Thoughts on the 2009 Cabernet vintage
Even before the grapes were picked in 2010, there was widespread speculation that the cool vintage would result in the sorts of Cabernet Sauvignons not much seen in the previous 20 years: wines of moderate alcohol (perhaps even below 14%, in the hopes of ardent anti-alcoholists), dryness, complexity and ageability.
That may well turn out to be the case, but it’s still too early to tell, at least for me: the vast majority of high-end 2010 Cabernets have yet to be released, and barrel sampling can only tell you so much. I’ve formally reviewed only one 2010 Cabernet that cost more than $30 (Robert Mondavi’s Reserve, $135), meaning that hundreds more are waiting in the pipeline, and I can assure you I’m eagerly looking forward to tasting them.
However indeterminate the 2010s are at this point, we do have a kind of canary in the coal mine, an early detection system for cool Cabernet vintages: 2009. It wasn’t quite as cool as 2010 (which in turn wasn’t as cool as 2011), but it was cool enough. Here are some random notes from my 2009 Vintage Diary:
– June 11: “weatherman says coolest June in 25 years”
June 22 – “Spring was absent; it was cold, with lots of wind” [quoting Eric Baugher, from Ridge]
July 6 – “another protracted cooling period”
– August 9 – “coolness of the overall vintage is remarked on by everyone”
– August 12 – “2009 cooler than average” [from the Santa Rosa Press Democrat]
– Aug. 23 – “It turned radically colder today, in fact the coldest temperature in months”
Oct. 26 – – “cool harvest season with no extreme heat events”
mid-October: – “the vintage was too cool overall” [quoting Nick Goldschmidt]
Rain in mid-October didn’t help the Cabernet crop, but inbetween the chills and sprinkles, harvest time saw enough sunny warmth for Scott McLeod, then at Rubicon, to say (Sept. 10), “things taste good at lower brix. So I’m bullish!”
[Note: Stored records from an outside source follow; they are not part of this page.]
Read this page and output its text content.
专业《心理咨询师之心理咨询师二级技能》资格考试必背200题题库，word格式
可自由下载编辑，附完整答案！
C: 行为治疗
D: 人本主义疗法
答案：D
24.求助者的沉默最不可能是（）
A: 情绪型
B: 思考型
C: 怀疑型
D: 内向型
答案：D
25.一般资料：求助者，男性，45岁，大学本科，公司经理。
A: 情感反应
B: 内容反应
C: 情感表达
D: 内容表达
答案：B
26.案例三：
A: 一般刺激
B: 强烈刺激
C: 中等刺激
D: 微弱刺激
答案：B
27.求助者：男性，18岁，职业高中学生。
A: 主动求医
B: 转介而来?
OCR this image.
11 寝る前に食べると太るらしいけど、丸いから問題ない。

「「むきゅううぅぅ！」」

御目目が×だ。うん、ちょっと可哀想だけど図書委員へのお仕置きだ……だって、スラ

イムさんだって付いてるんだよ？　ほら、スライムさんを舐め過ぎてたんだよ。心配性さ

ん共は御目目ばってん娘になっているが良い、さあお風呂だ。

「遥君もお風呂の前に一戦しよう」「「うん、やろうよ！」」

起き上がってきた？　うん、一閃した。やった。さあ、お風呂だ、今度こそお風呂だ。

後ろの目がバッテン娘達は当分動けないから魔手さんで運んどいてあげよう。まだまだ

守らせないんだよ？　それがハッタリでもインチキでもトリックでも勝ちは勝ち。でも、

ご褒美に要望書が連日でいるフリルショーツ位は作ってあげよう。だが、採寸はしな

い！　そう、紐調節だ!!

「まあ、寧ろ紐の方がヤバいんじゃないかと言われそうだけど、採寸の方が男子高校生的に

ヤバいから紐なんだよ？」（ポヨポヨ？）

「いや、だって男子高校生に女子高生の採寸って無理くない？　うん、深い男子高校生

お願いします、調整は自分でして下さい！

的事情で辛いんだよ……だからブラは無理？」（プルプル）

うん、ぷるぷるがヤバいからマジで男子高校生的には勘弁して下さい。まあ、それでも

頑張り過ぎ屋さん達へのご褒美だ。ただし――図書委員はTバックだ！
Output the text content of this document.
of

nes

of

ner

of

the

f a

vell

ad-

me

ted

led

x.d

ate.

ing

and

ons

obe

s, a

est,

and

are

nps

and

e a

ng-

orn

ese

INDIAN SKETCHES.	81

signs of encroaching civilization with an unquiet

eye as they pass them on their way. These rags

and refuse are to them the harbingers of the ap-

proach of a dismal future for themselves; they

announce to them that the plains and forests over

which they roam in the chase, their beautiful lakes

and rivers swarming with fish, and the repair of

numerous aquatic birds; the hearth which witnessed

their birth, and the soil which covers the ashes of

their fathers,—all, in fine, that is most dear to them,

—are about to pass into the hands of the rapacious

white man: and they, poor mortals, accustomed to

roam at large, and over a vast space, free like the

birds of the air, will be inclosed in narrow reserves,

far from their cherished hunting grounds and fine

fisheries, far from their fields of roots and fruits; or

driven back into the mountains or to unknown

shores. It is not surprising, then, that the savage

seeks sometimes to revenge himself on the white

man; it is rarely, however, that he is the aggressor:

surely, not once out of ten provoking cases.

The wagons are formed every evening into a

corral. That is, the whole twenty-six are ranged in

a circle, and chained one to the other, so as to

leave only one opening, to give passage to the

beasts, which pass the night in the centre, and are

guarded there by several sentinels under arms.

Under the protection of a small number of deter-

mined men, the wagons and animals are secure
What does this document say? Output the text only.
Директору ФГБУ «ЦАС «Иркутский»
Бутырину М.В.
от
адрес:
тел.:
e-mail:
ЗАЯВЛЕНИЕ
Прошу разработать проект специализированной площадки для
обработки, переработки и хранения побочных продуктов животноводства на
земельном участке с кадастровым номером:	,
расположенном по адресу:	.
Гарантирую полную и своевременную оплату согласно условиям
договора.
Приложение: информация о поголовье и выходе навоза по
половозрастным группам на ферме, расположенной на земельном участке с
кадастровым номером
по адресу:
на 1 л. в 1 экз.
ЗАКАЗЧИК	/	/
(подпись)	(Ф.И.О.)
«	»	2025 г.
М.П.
So how did things turn out? Based on my reviews of the 2009s, pretty good! I’ve now rated about 425 Cabernets, including many priced well over $100, and have given about 150 a score of 90 points or higher. That’s a very high average. You can interpret it one of two ways: 2009 really did result in superior Cabernets, or I just happen to have a Cabernet-centric palate that forgives the variety for a multiplicity of sins (the way a loving parent does with a child).
I suppose it’s a bit of both. I can’t say my top-scoring 2009 Cabernets are particularly low in alcohol. Most range from the mid-14s to the low 15s, which puts them right there in the sweet spot. (There are obvious exceptions: Diamond Creek, Von Strasser, Ridge, Summers, Au Sommet: look to the mountains for lower alcohol!) So it’s a bit of a myth that these cooler vintages are resulting in lower alcohol Cabernets. (This myth is easy for harried wine writers to repeat, like birds on a wire. It sounds good, it makes sense, it’s compelling. It just happens not to be true!)
But what I can say is that the better 2009 Cabernets (mostly from Napa Valley) display a balance that’s delightful, despite alcohol levels that some will consider too high. Obviously, I don’t, but this gets back to the fact that the Cabernet-phile in me not only forgives them this “sin,” but actually welcomes it. Alcohol in a great Napa Cab gives it a warmth and mellowness that Bordeaux, for example, often lacks.
I think we can safely say that the greatest threat to Cabernet (aside from freakish weather, like heavy and continuous rain during harvest) is heat, not cold. Hot years, like 2004 and to some extent 2008, saw too many Cabernets that were baked and pruny. Heat is the thing that even the best growers find challenging to deal with. “Cold,” in California, has to be taken with a grain of salt. When we say a vintage was “cool” or “cold,” we mean relative to the norm, which is quite warm to hot. “Cold” in California doesn’t mean the same as “cold” in Bordeaux. “Cold” in Bordeaux can be a catastrophe. “Cold” in California just means “not hot.” A cool California vintage can be a miserable summer for humans in San Francisco if the temperature almost never gets out of the 60s. But that means it’s in the 70s and 80s in Napa Valley, pretty ideal for Cabernet grapes.
So 2009 is looking like a very fine year! [By the way, 2012 so far is boringly normal, the first uneventful year in quite a while. No news is good news.]